Цепи меланхолии (страница 8)
Бывало, он возвращался мыслями и к Оскару Гиббсу. Личность молчаливого безумца то и дело возникала в сознании Чада в виде расплывчатого образа, но он не трудился оформлять ее, превращать во что-то конкретное, довольствуясь обычным знанием. Поразившись единожды, он просто принял этот факт как нечто занятное и необычайное, но все же постижимое. Мало ли какие чудеса случаются на земле, к тому же художественное ремесло в самой сути предполагает концентрацию неординарных личностей – во все времена их как магнитом тянуло в творчество, где они могли бы всецело проявить те качества, которыми были наделены от природы. Поэтому Чад отвел художнику тихий угол в памяти, куда мог бы изредка обращаться для наблюдения и напоминания себе, что на свете существует разнообразие характеров, богатство образов и ярких человеческих персоналий. Его, как выпускника художественной академии, волновало во всем этом только одно: что Оскар, никогда не учившийся живописи, получил свой дар с такой легкостью. Безо всяких усилий он искусно писал, используя при этом какие угодно техники, любые мотивы, тогда как Чад, посвятивший учебе несколько лет, мог лишь мечтать о подобном мастерстве.

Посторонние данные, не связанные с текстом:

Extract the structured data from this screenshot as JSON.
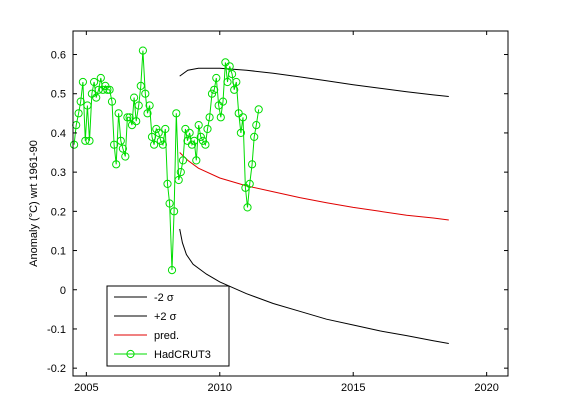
{
  "chart_data": {
    "type": "line",
    "title": "",
    "xlabel": "",
    "ylabel": "Anomaly (°C) wrt 1961-90",
    "xlim": [
      2004.5,
      2020.8
    ],
    "ylim": [
      -0.22,
      0.66
    ],
    "xticks": [
      2005,
      2010,
      2015,
      2020
    ],
    "yticks": [
      -0.2,
      -0.1,
      0,
      0.1,
      0.2,
      0.3,
      0.4,
      0.5,
      0.6
    ],
    "grid": false,
    "legend_position": "bottom-left",
    "series": [
      {
        "name": "-2 σ",
        "color": "#000000",
        "marker": "none",
        "x": [
          2008.5,
          2008.6,
          2008.75,
          2009.0,
          2009.5,
          2010.0,
          2011.0,
          2012.0,
          2013.0,
          2014.0,
          2015.0,
          2016.0,
          2017.0,
          2018.0,
          2018.58
        ],
        "y": [
          0.155,
          0.12,
          0.09,
          0.065,
          0.04,
          0.02,
          -0.01,
          -0.035,
          -0.055,
          -0.075,
          -0.09,
          -0.105,
          -0.117,
          -0.13,
          -0.137
        ]
      },
      {
        "name": "+2 σ",
        "color": "#000000",
        "marker": "none",
        "x": [
          2008.5,
          2008.8,
          2009.2,
          2010.0,
          2011.0,
          2012.0,
          2013.0,
          2014.0,
          2015.0,
          2016.0,
          2017.0,
          2018.0,
          2018.58
        ],
        "y": [
          0.545,
          0.56,
          0.565,
          0.565,
          0.56,
          0.552,
          0.543,
          0.533,
          0.523,
          0.514,
          0.505,
          0.497,
          0.493
        ]
      },
      {
        "name": "pred.",
        "color": "#e00000",
        "marker": "none",
        "x": [
          2008.5,
          2008.8,
          2009.2,
          2010.0,
          2011.0,
          2012.0,
          2013.0,
          2014.0,
          2015.0,
          2016.0,
          2017.0,
          2018.0,
          2018.58
        ],
        "y": [
          0.35,
          0.33,
          0.31,
          0.285,
          0.265,
          0.25,
          0.235,
          0.222,
          0.21,
          0.2,
          0.19,
          0.183,
          0.178
        ]
      },
      {
        "name": "HadCRUT3",
        "color": "#00dd00",
        "marker": "circle",
        "x": [
          2004.54,
          2004.62,
          2004.71,
          2004.79,
          2004.87,
          2004.96,
          2005.04,
          2005.12,
          2005.21,
          2005.29,
          2005.37,
          2005.46,
          2005.54,
          2005.62,
          2005.71,
          2005.79,
          2005.87,
          2005.96,
          2006.04,
          2006.12,
          2006.21,
          2006.29,
          2006.37,
          2006.46,
          2006.54,
          2006.62,
          2006.71,
          2006.79,
          2006.87,
          2006.96,
          2007.04,
          2007.12,
          2007.21,
          2007.29,
          2007.37,
          2007.46,
          2007.54,
          2007.62,
          2007.71,
          2007.79,
          2007.87,
          2007.96,
          2008.04,
          2008.12,
          2008.21,
          2008.29,
          2008.37,
          2008.46,
          2008.54,
          2008.62,
          2008.71,
          2008.79,
          2008.87,
          2008.96,
          2009.04,
          2009.12,
          2009.21,
          2009.29,
          2009.37,
          2009.46,
          2009.54,
          2009.62,
          2009.71,
          2009.79,
          2009.87,
          2009.96,
          2010.04,
          2010.12,
          2010.21,
          2010.29,
          2010.37,
          2010.46,
          2010.54,
          2010.62,
          2010.71,
          2010.79,
          2010.87,
          2010.96,
          2011.04,
          2011.12,
          2011.21,
          2011.29,
          2011.37,
          2011.46
        ],
        "y": [
          0.37,
          0.42,
          0.45,
          0.48,
          0.53,
          0.38,
          0.47,
          0.38,
          0.5,
          0.53,
          0.49,
          0.51,
          0.54,
          0.51,
          0.52,
          0.51,
          0.51,
          0.48,
          0.37,
          0.32,
          0.45,
          0.38,
          0.36,
          0.34,
          0.44,
          0.44,
          0.42,
          0.49,
          0.43,
          0.47,
          0.52,
          0.61,
          0.5,
          0.45,
          0.47,
          0.39,
          0.37,
          0.41,
          0.4,
          0.38,
          0.37,
          0.41,
          0.27,
          0.22,
          0.05,
          0.2,
          0.45,
          0.28,
          0.3,
          0.33,
          0.41,
          0.38,
          0.4,
          0.37,
          0.38,
          0.33,
          0.42,
          0.39,
          0.38,
          0.37,
          0.41,
          0.44,
          0.5,
          0.51,
          0.54,
          0.47,
          0.44,
          0.48,
          0.58,
          0.53,
          0.57,
          0.55,
          0.51,
          0.53,
          0.45,
          0.4,
          0.44,
          0.26,
          0.21,
          0.27,
          0.32,
          0.39,
          0.42,
          0.46
        ]
      }
    ]
  }
}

Чад был слишком порывист, скор на обобщения и рисовал жизнь палитрой чистой, без переходных цветов. Если бы он потрудился притормозить в своих измышлениях, присесть ненадолго и попробовать уловить истинные, по-настоящему глубокие переживания, то, несомненно, был бы удивлен. Он обнаружил бы, что думает об Оскаре Гиббсе не изредка, как ему казалось, а напротив, часто и что мысли эти не поверхностны, а сложны и волнительны и вызывают неуловимое томление в обычно жизнерадостной душе Чада, поселяя в ней тревожное предчувствие. Если бы Чад не жалел времени на тишину, был до конца предан чуткости, которой так хвалился, то уловил бы медленные изменения, происходившие в нем. Он бы понял, что всякий раз, возвращаясь к мыслям об Оскаре Гиббсе, он не подходит к ним набело и не повторяется, а как бы углубляется, следуя все дальше: от неясного образа – к склонившейся над холстом фигуре, от нечеткости затылка – к детальности седины, от невнимательности – к острому взгляду. Что далекий, незнакомый образ постепенно становится ближе, оформляется складками одежды, узором вен. Но, конечно, Чад не замечал внутренней трансформации, не откликался на нее, предпочитая активничать и решать задачи насущные.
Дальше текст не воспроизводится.